Il denaro è sempre stato al centro di molte opere d’arte, perché visto come un simbolo del potere. Nel Ventesimo secolo uno dei primi artisti a dedicarsi al genere è stato Duchamp con il Chèque Tzank, un assegno da lui dipinto per pagare il proprio dentista che vantava un credito di 115 dollari. Prima era stata la volta di Gustav Klimt che dipinse la sua famosissima Danae avvolta e cullata da una pioggia di monete d’oro. È poi la volta della Pop Art e di Andy Warhol. Il celebre artista statunitense ritrae, infatti, il simbolo del dollaro oppure la banconota americana in molte sue opere. Come dimenticare il disegno del rotolo di bigliettoni verdi spuntare fuori da una latta della Campbell Soup? L’apoteosi della celebrazione del denaro per Warhol arriva con la 192 One Dollar Bills, un’opera che raffigura 192 banconote da 1 dollaro. Secondo alcuni critici dietro questa realizzazione c’è il concetto del consumismo tipico degli anni ’80 che Warhol stesso sintetizzava cosi: “Comprare è molto più americano di pensare”. Di opere di Andy Warhol raffiguranti il dollaro esistono tante versioni: la silver, raffigurante una sola banconota, nel 2015 è stata venduta per circa 33 milioni di dollari; la 200 Dollar Bills nel 1986 venne acquistata da un collezionista per 386 mila dollari e nel 2009 in un asta di Sotheby’s è passata di nuovamente di mano per 43,8 milioni di dollari. Rimanendo nella Pop Art, a scegliere il supporto della banconota al posto della carta o della tela, è Keith Haring, che disegna le braccia a George Washington nel biglietto da 1 dollaro.

Le opere di Mister E esposte negli spazi del Nyse di New York

Anche nella street art non mancano esempi altrettanto significativi: il maggior interprete di questo genere è sicuramente Alec Monopoly, street artist che dal 2008 ha visto moltiplicare a dismisura le proprie quotazioni. Le sue opere sono quasi totalmente a tema denaro, attraverso la raffigurazione in chiave urban-culture del famoso gioco da tavolo Monopoli e della sua mascotte Mr Monopoly, oppure attraverso Zio Paperone. In questo modo, Alec si prende gioco del mondo della finanza in modo garbato e ironico. Le sue opere sono entrate in prestigiose collezioni tra cui quelle di Adrien Brody e Robert De Niro e le sue tele, oggi, vengono scambiate dallo stesso autore con quelle di Andy Warhol. Nel caso di Alec l’artista non vuole comunicare l’opulenza bensì la felicità.

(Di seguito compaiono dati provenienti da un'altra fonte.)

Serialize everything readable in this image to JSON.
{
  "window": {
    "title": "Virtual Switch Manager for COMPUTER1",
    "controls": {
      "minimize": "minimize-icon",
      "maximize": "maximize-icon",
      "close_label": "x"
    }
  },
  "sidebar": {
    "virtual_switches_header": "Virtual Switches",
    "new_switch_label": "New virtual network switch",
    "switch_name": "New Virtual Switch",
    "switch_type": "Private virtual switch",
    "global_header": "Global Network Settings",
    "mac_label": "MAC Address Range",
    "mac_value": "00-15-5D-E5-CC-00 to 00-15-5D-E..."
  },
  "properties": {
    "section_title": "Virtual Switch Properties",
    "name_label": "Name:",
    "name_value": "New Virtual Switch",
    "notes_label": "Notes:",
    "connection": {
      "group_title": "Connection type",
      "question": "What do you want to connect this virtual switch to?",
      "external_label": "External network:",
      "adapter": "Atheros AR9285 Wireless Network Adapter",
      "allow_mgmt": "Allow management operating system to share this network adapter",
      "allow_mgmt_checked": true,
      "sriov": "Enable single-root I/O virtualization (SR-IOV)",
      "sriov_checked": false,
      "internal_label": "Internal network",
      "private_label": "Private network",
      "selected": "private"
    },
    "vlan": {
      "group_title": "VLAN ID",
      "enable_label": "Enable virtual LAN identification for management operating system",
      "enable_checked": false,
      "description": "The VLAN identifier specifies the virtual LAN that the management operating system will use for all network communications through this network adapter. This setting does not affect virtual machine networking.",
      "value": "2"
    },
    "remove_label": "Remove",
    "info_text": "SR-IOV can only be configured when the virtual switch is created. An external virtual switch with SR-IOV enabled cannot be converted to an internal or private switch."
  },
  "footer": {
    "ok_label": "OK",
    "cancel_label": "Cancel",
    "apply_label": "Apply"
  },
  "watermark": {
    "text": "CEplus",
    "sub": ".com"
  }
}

Anche il più famoso street artist al mondo, Banksy, ha realizzato un’opera con una banconota: si tratta delle 10 sterline con il volto della Principessa Diana. Alcune di queste banconote sono state distribuite a Dismaland, il parco divertimenti creato dallo stesso artista in Gran Bretagna alcuni anni fa; altre ancora hanno fatto capolino durante il carnevale di Nothing Hill a Londra, mentre altre copie sono parte del certificato di autenticità che accompagnano le sue opere d’arte. Sempre tra gli street artist una menzione va a D-Face, artista osannato dallo stesso Banksy, che si è divertito a giocare con il dollaro americano raffigurando Saddam Hussein, Abraham Lincoln, Benjamin Franklin e (il teschio) di George Washingto, e ha realizzando American Depress opera in cui viene raffigurata una carta di credito, che ricorda quella dell’American Express, in cui l’effige del centurione è stilizzata con un elmo alare e un naso da clown.

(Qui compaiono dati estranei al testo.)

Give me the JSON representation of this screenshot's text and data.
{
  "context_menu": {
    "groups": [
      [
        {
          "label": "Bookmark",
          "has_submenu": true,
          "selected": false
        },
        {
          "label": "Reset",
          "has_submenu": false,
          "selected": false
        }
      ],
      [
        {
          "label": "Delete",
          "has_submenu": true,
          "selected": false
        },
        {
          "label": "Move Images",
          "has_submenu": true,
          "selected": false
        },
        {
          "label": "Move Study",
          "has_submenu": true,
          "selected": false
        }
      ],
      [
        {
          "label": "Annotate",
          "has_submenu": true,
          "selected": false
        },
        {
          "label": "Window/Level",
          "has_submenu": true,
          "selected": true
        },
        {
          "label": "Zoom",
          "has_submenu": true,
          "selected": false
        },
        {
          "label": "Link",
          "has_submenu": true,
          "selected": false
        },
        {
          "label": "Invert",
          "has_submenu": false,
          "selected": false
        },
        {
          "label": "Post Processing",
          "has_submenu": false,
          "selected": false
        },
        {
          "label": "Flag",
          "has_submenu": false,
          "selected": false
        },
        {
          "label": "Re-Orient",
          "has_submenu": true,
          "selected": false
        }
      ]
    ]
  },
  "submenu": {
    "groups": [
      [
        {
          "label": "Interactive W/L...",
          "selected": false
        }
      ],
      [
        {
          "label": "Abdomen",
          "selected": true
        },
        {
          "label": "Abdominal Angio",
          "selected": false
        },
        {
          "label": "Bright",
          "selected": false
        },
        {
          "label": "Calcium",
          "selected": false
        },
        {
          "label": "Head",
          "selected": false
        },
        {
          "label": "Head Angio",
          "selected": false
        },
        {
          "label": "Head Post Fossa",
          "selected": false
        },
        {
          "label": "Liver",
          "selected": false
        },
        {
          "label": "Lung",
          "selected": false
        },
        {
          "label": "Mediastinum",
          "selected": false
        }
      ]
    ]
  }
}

Tra gli artisti italiani non va dimenticato Michelangelo Pistoletto che ha ottenuto il suo Terzo Paradiso “bucando” un peso messicano. Nell’arte contemporanea uno dei massimi rappresentati del binomio arte/denaro è Mister E, artista di soli 31 anni nato in Florida, celebre per la sua interpretazione colorata della valuta statunitense. In pochi anni è diventato talmente noto da essere ospitato alla borsa di New York.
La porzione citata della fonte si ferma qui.